Мужичок, гордо встряхнув головой, с видом победителя передал свои бумаги Орлову. Тот, явно растерянный, принял их и начал читать, будто ничего важнее сейчас не было. По его лицу было видно: он абсолютно не понимает, как реагировать.
Жидкие аплодисменты совершенно меня не впечатлили, но вот соседка, та, что слева, захлопала так громко, что несколько человек даже обернулись на этот шум, и просипела в нашу с Леной сторону:
— Вам должно быть стыдно!
— Погибли люди! — поддержал её козлобородый дедок.

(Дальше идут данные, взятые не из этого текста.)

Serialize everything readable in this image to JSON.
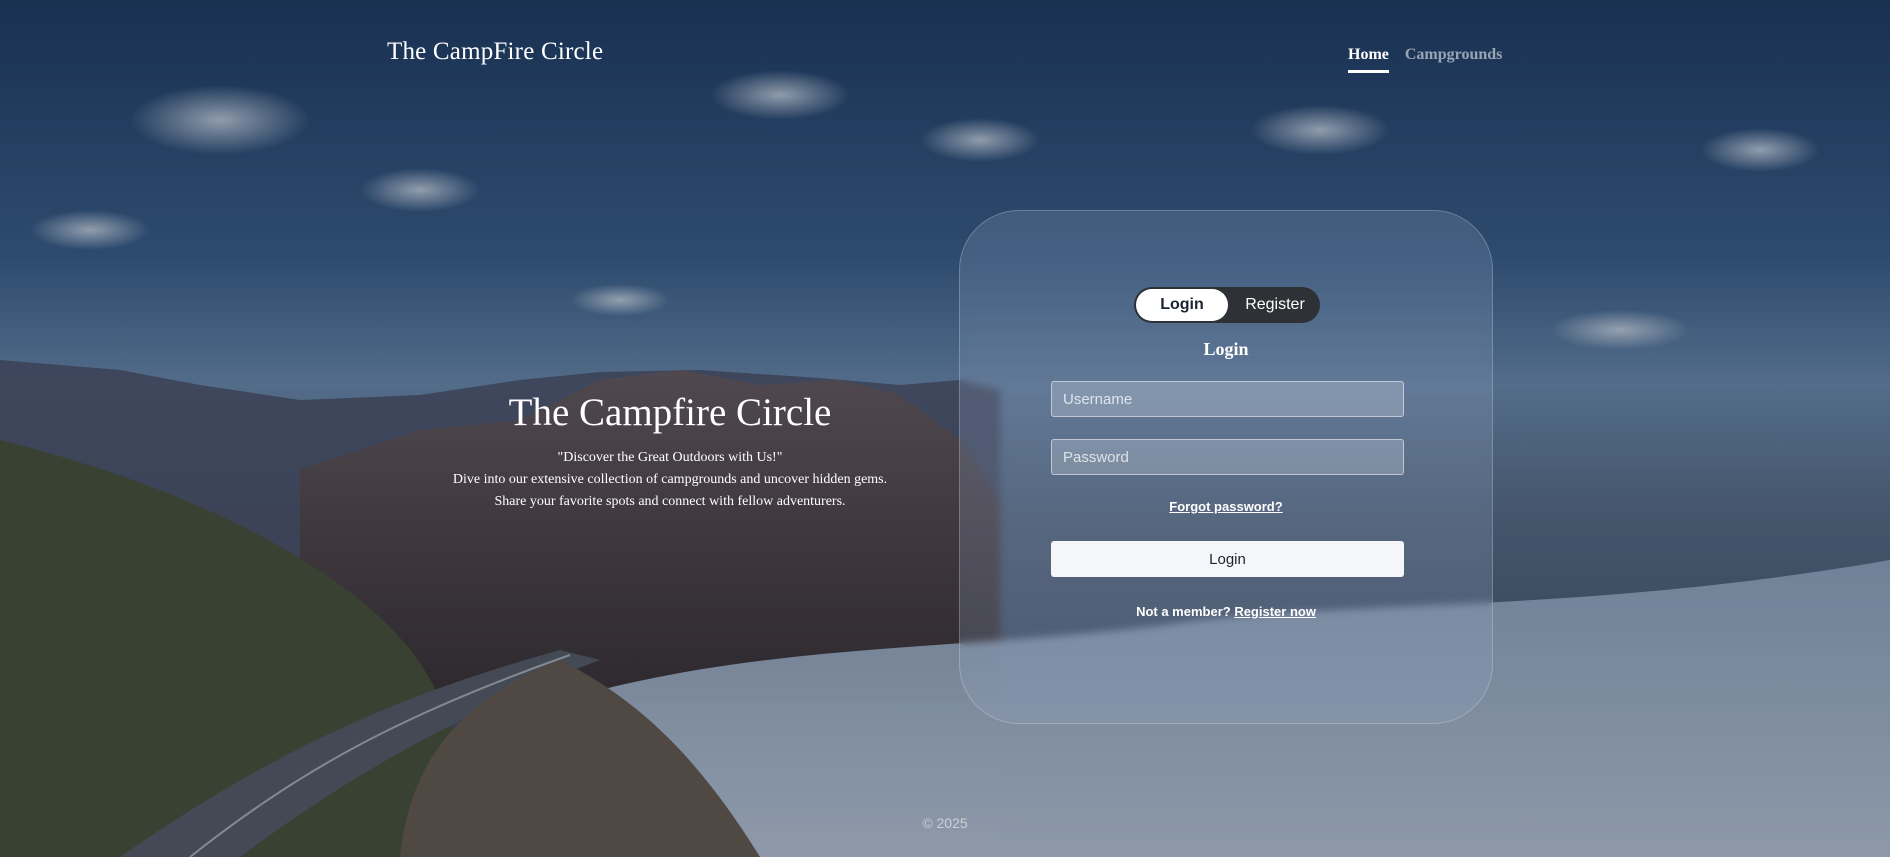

— Но солдаты там тоже погибли… Кто их убил? Митингующие! А с какими лозунгами эти ваши люди вышли на митинг? — негромко, но твёрдо спросила прокурорша.
Теперь ясно, почему они друг на друга так враждебно зыркают — наверное, уже обсудили, пока меня не было, политическую ситуацию в стране и не сошлись во взглядах.